The costs of oxygen and logistics of transporting cylinders are major problems in many developing countries; Dr Huicho is right that these are important public health challenges. They call for innovative research and development into how best to supply oxygen to children who need it. The role of oxygen concentrators need to be further explored;[11] the combination of concentrators with pulse oximetry would be appropriate technology for many hospitals in developing countries.

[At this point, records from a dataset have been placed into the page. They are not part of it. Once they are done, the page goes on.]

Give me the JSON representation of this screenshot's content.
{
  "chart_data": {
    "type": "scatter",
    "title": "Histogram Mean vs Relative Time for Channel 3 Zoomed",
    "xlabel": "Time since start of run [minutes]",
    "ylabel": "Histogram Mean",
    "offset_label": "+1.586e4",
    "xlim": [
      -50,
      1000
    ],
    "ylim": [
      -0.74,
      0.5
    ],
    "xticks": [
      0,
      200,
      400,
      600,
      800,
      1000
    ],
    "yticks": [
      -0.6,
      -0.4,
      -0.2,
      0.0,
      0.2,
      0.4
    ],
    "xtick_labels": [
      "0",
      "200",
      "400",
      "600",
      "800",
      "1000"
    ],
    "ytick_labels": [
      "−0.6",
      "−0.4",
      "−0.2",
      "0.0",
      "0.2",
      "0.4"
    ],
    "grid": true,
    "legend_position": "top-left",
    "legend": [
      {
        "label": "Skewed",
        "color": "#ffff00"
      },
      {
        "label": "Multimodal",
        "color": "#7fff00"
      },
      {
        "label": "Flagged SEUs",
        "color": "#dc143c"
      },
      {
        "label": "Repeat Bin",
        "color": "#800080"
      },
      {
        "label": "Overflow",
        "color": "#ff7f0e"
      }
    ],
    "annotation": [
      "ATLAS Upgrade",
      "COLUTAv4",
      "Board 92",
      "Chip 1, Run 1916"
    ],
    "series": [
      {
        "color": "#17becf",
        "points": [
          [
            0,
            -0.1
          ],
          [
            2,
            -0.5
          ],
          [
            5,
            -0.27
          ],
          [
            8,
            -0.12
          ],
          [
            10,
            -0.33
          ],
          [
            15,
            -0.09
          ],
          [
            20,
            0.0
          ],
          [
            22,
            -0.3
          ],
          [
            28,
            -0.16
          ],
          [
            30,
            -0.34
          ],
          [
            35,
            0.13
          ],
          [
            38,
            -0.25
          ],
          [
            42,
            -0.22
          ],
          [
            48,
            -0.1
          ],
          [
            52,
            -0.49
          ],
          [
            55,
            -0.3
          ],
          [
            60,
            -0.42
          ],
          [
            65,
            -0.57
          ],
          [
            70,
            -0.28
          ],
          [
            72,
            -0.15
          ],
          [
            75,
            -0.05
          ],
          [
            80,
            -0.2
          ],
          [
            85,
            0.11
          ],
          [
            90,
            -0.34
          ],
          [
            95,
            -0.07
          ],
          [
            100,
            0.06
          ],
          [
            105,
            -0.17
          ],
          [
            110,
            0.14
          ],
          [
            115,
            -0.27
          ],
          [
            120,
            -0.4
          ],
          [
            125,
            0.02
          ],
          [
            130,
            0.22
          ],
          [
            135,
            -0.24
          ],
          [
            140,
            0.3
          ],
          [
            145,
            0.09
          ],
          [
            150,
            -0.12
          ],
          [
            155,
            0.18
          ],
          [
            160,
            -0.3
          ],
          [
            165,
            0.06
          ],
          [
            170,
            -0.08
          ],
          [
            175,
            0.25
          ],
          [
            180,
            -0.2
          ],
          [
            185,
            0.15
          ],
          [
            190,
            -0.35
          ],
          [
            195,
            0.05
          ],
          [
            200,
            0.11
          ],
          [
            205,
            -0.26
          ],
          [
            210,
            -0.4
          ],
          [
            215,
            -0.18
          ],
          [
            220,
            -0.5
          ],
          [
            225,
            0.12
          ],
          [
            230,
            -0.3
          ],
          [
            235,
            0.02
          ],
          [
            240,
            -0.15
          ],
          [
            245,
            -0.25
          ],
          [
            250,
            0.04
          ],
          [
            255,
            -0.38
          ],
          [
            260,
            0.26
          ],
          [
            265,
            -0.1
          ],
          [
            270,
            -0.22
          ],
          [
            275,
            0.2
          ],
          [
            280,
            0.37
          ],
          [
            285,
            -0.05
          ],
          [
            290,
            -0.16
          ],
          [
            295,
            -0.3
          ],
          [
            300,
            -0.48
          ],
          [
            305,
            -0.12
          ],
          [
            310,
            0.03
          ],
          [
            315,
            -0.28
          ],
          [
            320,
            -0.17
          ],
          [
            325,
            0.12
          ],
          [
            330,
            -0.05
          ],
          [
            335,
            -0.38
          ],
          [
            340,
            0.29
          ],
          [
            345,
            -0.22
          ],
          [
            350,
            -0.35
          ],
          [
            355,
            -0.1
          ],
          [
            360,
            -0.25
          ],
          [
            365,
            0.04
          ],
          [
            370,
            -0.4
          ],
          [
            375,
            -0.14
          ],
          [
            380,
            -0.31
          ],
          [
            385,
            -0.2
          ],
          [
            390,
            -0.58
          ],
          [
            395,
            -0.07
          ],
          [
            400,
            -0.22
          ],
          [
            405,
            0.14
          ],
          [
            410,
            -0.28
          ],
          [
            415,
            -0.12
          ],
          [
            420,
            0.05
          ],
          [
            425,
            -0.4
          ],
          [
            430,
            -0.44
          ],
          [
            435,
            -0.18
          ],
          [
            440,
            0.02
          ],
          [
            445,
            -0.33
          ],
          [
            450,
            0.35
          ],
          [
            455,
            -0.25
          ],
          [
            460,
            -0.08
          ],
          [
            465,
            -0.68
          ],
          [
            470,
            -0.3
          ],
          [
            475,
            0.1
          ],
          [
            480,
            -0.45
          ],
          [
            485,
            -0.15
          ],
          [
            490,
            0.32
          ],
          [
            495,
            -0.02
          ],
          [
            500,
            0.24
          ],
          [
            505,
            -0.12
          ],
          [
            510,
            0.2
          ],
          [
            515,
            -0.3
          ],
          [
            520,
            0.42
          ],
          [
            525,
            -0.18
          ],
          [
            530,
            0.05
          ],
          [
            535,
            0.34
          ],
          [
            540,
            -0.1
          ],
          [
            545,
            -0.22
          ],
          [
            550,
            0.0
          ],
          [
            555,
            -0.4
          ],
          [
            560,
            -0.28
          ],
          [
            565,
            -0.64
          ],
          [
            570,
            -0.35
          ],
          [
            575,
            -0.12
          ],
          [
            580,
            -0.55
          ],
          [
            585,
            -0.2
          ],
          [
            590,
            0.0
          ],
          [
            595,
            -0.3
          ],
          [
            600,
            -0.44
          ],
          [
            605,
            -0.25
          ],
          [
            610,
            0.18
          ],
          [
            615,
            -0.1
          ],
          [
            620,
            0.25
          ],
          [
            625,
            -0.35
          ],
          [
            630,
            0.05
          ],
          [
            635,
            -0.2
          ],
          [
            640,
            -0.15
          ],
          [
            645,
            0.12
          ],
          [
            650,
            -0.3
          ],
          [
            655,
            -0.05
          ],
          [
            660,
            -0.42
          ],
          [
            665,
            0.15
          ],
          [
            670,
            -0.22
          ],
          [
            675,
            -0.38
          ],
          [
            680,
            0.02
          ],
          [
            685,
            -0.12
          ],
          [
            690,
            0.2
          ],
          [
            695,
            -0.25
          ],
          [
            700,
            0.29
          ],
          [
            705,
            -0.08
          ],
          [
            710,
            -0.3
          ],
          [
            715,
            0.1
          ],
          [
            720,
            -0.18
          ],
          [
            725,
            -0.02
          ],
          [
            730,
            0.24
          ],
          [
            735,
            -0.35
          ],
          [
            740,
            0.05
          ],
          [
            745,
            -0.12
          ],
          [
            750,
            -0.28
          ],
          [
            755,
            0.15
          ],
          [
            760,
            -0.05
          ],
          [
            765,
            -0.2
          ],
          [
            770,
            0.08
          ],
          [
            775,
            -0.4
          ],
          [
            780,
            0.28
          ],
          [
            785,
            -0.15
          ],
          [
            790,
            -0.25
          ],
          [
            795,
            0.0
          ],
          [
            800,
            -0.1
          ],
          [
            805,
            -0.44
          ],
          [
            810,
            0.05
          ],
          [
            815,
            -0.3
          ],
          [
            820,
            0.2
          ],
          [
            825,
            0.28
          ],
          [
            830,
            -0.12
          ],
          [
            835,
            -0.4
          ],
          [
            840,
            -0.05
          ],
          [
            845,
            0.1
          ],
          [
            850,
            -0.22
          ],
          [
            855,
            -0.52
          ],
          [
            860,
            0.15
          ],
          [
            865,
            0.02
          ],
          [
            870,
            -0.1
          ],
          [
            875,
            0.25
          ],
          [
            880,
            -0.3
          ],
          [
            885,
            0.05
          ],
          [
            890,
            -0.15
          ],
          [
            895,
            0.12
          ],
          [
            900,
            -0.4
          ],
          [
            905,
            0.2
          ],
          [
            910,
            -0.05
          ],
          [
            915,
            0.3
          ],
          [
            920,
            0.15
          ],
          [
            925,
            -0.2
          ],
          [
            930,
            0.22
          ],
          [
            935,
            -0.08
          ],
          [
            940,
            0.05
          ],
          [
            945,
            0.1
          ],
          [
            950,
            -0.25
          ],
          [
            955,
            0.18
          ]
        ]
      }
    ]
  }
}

Increasing the availability of any drug that is crucial to the management of more than 20% of children hospitalized worldwide should be a very high priority; oxygen is one such drug.

Dr Trevor Duke
Centre for International Child Health
University Department of Paediatrics
Royal Children’s Hospital
Parkville, 3052
Victoria
Australia

References

(1) Reuland DS, Steinhoff MC, Gilman RH, Bara M, Olivares EG, Jabra A et al. Prevalence and prediction of hypoxemia in children with respiratory infections in the Peruvian Andes. J Pediatr 1991;119:900-6.

(2) Duke T, Blaschke AJ, Sialis S, Bonkowsky JL. Hypoxaemia in acute respiratory and non-respiratory illness in neonates and children in a developing country. Arch Dis Child 2002;86:108-12.

(3) Duke T, Frank D, Mgone J. Hypoxaemia in children with severe pneumonia in Papua New Guinea. Int J Tuberc Lung Dis 2000;5:511-9.

(4) Lozano JM. Epidemiology of hypoxaemia in children with acute lower respiratory infection. Int J Tuberc Lung Dis 2001;5:496-504.

(5) Rajesh VT, Singhi S, Kataria S. Tachypnoae is a good predictor of hypoxia in acutely il infants under 2 months.Arch Dis Child 2000;82:46-9.

(6) Aldashev AA, Sarybaev AS, Sydykov AS, Kalmyrzaev BB, Kim EV, Mamanova LB et al. Characterisation of high-altitude pulmonary hypertension in the Kyrgyz: association with angiotensin-converting enzyme genotype. Am J Resp Crit Care Med 2002;166:1396-402.

(7) Hanaoka M, Tanaka M, Ge RL, Droma Y, Ito A, Miyahara T et al. Hypoxia-induced pulmonary blood redistribution in subjects with a history of high-altitude pulmonary oedema. Circulation 2000;101:1418-22.

(8) Nakanishi K, Tajima F, Itoh H, Nakata Y, Osada H, Hama N et al. Changes in atrial natriuretic peptide and brain natriuretic peptide associated with hypobaric hypoxia-induced pulmonary hypertension in rats. Virchows Arch 2001;439:808-17.

(9) Shann F, MacGregor D, Richens J, Coakley J. Cardiac failure in children with pneumonia in Papua New Guinea. Pediatr Infect Dis J 1998;17:1141-3.

(10) Duke T, Poka H, Frank D, Michael A, Mgone J, Wal T. Chloramphenicol versus benzylpenicillin and gentamicin for the treatment of severe pneumonia in children in Papua New Guinea: a randomised trial. Lancet 2002;359:474-80.